Save to enter the designer.
The designer
The form designer is split into three areas:
- Field palette on the left — drag fields onto the form to add them.
- Form canvas in the middle — your form as it’s being built.
- Field properties on the right — appears when you click a field on the canvas, lets you configure it.
Available field types
| Field | What it does |
|---|---|
| Text | Short single-line text input. |
| Text area | Multi-line text input for longer answers. |
| Number | Integer or decimal input with validation. |
| Text input validated as an email address. | |
| URL | Text input validated as a URL. |
| Date | Calendar picker with DD/MM/YYYY format. |
| Time | Time-of-day picker. |
| Date/time | Combined date and time picker. |
| Choice (radio buttons) | Single-select from a list. |
| Choice (dropdown) | Single-select from a dropdown. |
| Multiple choice | Multi-select from a list (checkboxes). |
| Yes/No (boolean) | Single tick-box. |
| File upload | Attach a file. Configure allowed file types and size limit. |
| Image upload | File upload restricted to images. |
| Signature | Draw a signature on screen. Used heavily by Slips. |
| HTML / Static text | Display block of formatted text — instructions between fields, headings, dividers. |
| Hidden | Capture data not shown to the user (e.g. context from the page they came from). |
Field properties
For each field you can set:
- Label — the visible question text.
- Required — must be filled in to submit.
- Help text — short instruction shown under the label.
- Default value — pre-filled value users can change or accept.
- Validation — type-specific rules (regex for text, min/max for numbers, etc.).
- Conditional logic — show/hide the field based on values entered in other fields.
Field order and structure
- Drag to reorder — fields render in the order they appear on the canvas.

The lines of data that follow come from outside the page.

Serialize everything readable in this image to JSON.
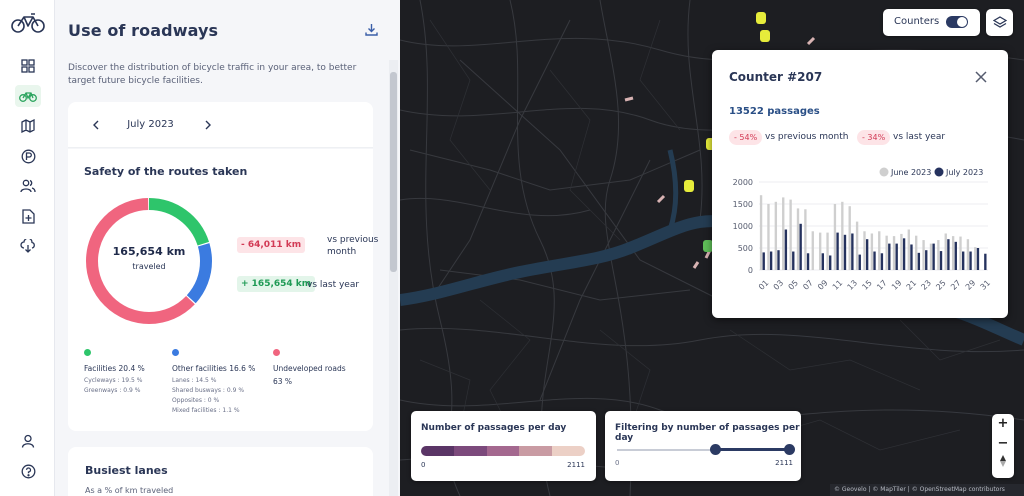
{
  "sidebar": {
    "icons": [
      "bicycle-logo-icon",
      "dashboard-icon",
      "bike-icon",
      "map-icon",
      "parking-icon",
      "users-icon",
      "add-document-icon",
      "cloud-download-icon",
      "account-icon",
      "help-icon"
    ],
    "active": "bike-icon"
  },
  "panel": {
    "title": "Use of roadways",
    "description": "Discover the distribution of bicycle traffic in your area, to better target future bicycle facilities.",
    "month": "July 2023",
    "safety": {
      "title": "Safety of the routes taken",
      "total": "165,654 km",
      "total_sub": "traveled",
      "vs_prev_value": "- 64,011 km",
      "vs_prev_label": "vs previous month",
      "vs_year_value": "+ 165,654 km",
      "vs_year_label": "vs last year",
      "segments": [
        {
          "name": "Facilities",
          "percent": 20.4,
          "color": "#2ec56b"
        },
        {
          "name": "Other facilities",
          "percent": 16.6,
          "color": "#3b7be0"
        },
        {
          "name": "Undeveloped roads",
          "percent": 63.0,
          "color": "#f0657f"
        }
      ],
      "legend": {
        "facilities": {
          "title": "Facilities 20.4 %",
          "lines": [
            "Cycleways : 19.5 %",
            "Greenways : 0.9 %"
          ]
        },
        "other": {
          "title": "Other facilities 16.6 %",
          "lines": [
            "Lanes : 14.5 %",
            "Shared busways : 0.9 %",
            "Opposites : 0 %",
            "Mixed facilities : 1.1 %"
          ]
        },
        "undeveloped": {
          "title": "Undeveloped roads",
          "value": "63 %"
        }
      }
    },
    "busiest": {
      "title": "Busiest lanes",
      "subtitle": "As a % of km traveled"
    }
  },
  "map": {
    "counters_label": "Counters",
    "counters_on": true,
    "popup": {
      "title": "Counter #207",
      "passages": "13522 passages",
      "badge1": "- 54%",
      "label1": "vs previous month",
      "badge2": "- 34%",
      "label2": "vs last year"
    },
    "legend_passages": {
      "title": "Number of passages per day",
      "min": "0",
      "max": "2111",
      "ramp": [
        "#5a3566",
        "#7c4a7c",
        "#a4688f",
        "#c99ba3",
        "#ecd0c6"
      ]
    },
    "legend_filter": {
      "title": "Filtering by number of passages per day",
      "min": "0",
      "max": "2111",
      "range_low": 0.57,
      "range_high": 1.0
    },
    "zoom_in": "+",
    "zoom_out": "−",
    "attribution": "© Geovelo | © MapTiler | © OpenStreetMap contributors"
  },
  "chart_data": {
    "type": "bar",
    "categories": [
      "01",
      "02",
      "03",
      "04",
      "05",
      "06",
      "07",
      "08",
      "09",
      "10",
      "11",
      "12",
      "13",
      "14",
      "15",
      "16",
      "17",
      "18",
      "19",
      "20",
      "21",
      "22",
      "23",
      "24",
      "25",
      "26",
      "27",
      "28",
      "29",
      "30",
      "31"
    ],
    "tick_labels": [
      "01",
      "03",
      "05",
      "07",
      "09",
      "11",
      "13",
      "15",
      "17",
      "19",
      "21",
      "23",
      "25",
      "27",
      "29",
      "31"
    ],
    "series": [
      {
        "name": "June 2023",
        "color": "#cfcfcf",
        "values": [
          1700,
          1500,
          1550,
          1650,
          1600,
          1400,
          1380,
          880,
          850,
          850,
          1500,
          1550,
          1450,
          1100,
          880,
          830,
          880,
          780,
          770,
          820,
          920,
          780,
          680,
          600,
          680,
          830,
          770,
          760,
          700,
          520,
          0
        ]
      },
      {
        "name": "July 2023",
        "color": "#25325e",
        "values": [
          400,
          420,
          450,
          920,
          420,
          1050,
          380,
          0,
          380,
          330,
          850,
          800,
          830,
          350,
          700,
          420,
          380,
          600,
          600,
          720,
          580,
          390,
          450,
          600,
          430,
          700,
          640,
          420,
          420,
          500,
          370
        ]
      }
    ],
    "title": "",
    "xlabel": "",
    "ylabel": "",
    "ylim": [
      0,
      2000
    ],
    "yticks": [
      0,
      500,
      1000,
      1500,
      2000
    ],
    "legend": "top-right",
    "grid": true
  }
}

- Fieldsets — group related fields under a heading (e.g. Personal Details, Emergency Contact). Drag a fieldset onto the canvas, then drag fields into it.
Saving and previewing
- Save — persists the current form. You can save at any point during design.
- Preview — opens the form in a new tab as the end user would see it. Use this often — the designer view and the user view aren’t identical.
Form handlers
Form handlers decide what happens when a user submits the form. Default handlers:
- Save submission — store the response in PortalHQ. Always enabled.

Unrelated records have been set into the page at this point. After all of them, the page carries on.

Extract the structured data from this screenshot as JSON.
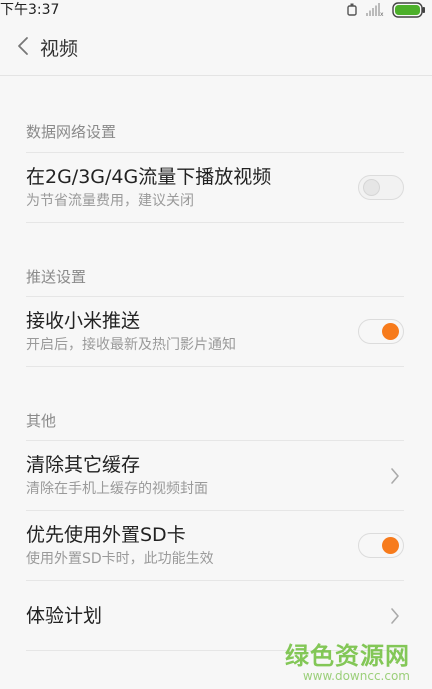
{
  "status": {
    "time": "下午3:37",
    "icons": [
      "alarm-icon",
      "signal-icon",
      "battery-icon"
    ],
    "battery_color": "#4caf2a"
  },
  "header": {
    "back_icon": "chevron-left-icon",
    "title": "视频"
  },
  "sections": [
    {
      "header": "数据网络设置",
      "items": [
        {
          "title": "在2G/3G/4G流量下播放视频",
          "subtitle": "为节省流量费用，建议关闭",
          "control": "toggle",
          "checked": false
        }
      ]
    },
    {
      "header": "推送设置",
      "items": [
        {
          "title": "接收小米推送",
          "subtitle": "开启后，接收最新及热门影片通知",
          "control": "toggle",
          "checked": true
        }
      ]
    },
    {
      "header": "其他",
      "items": [
        {
          "title": "清除其它缓存",
          "subtitle": "清除在手机上缓存的视频封面",
          "control": "chevron"
        },
        {
          "title": "优先使用外置SD卡",
          "subtitle": "使用外置SD卡时，此功能生效",
          "control": "toggle",
          "checked": true
        },
        {
          "title": "体验计划",
          "control": "chevron"
        }
      ]
    }
  ],
  "accent_color": "#f77b1c",
  "watermark": {
    "title": "绿色资源网",
    "url": "www.downcc.com"
  }
}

- Email notification — send the submission to one or more email addresses.
- Auto-reply — confirm the submission to the submitter.
Add a handler from the Handlers tab in the designer. Configure recipients, subject, and email body. Body content can include field values (e.g. {name}, {email}) which get filled in for each submission.

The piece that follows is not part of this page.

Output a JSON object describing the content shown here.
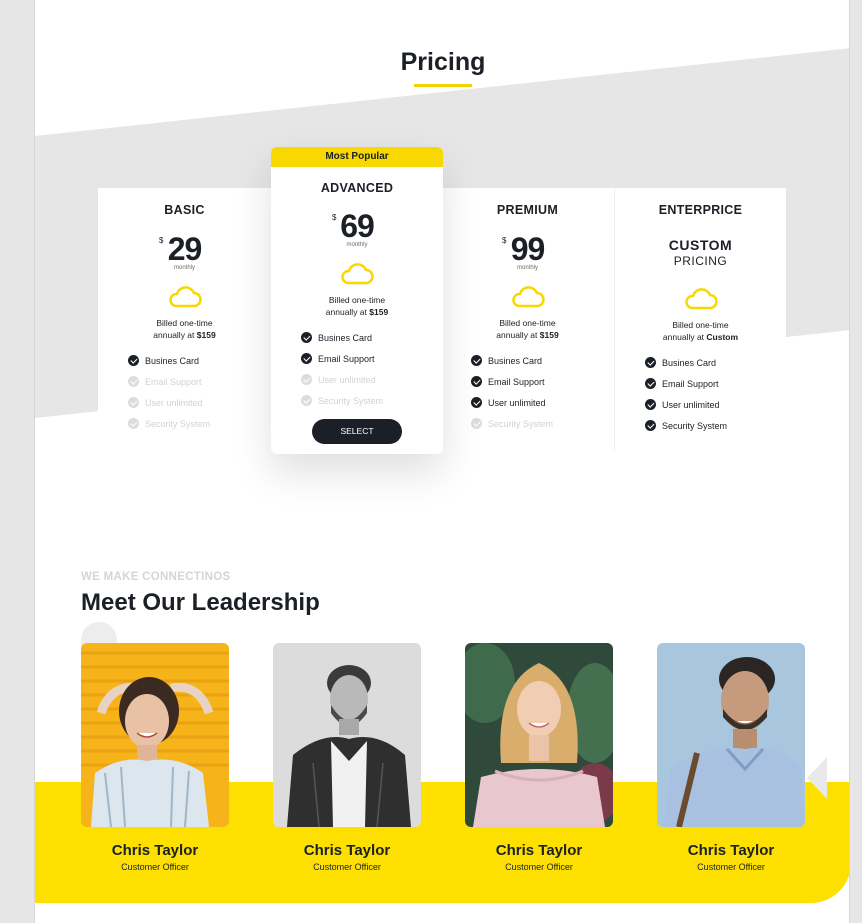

Form types that affect design
- Booking Form — designed for use inside the Booked Events flow. Keep it short — parents fill it in while booking a slot.
- Activity Signups Form — runs during co-curricular signup. Don’t replicate questions the signup workflow already covers (year group, student name).
- Incident Form — used by coaches in the field. Optimise for mobile entry; keep questions short and structured.
- Slip Form — used inside the Slip workflow. Often includes a signature field.
A few practical rules
- Test on a parent account before publishing. The designer view doesn’t show the real user experience.
- Keep forms short. Each extra question is a chance for someone to give up. If you can find the answer another way, don’t ask.
- Use HTML blocks for instructions. A short paragraph at the top sets expectations.
- Set sensible defaults. Where you know the likely answer, pre-fill it.
- Test with a real file when using file upload. File-size limits and allowed types catch people out.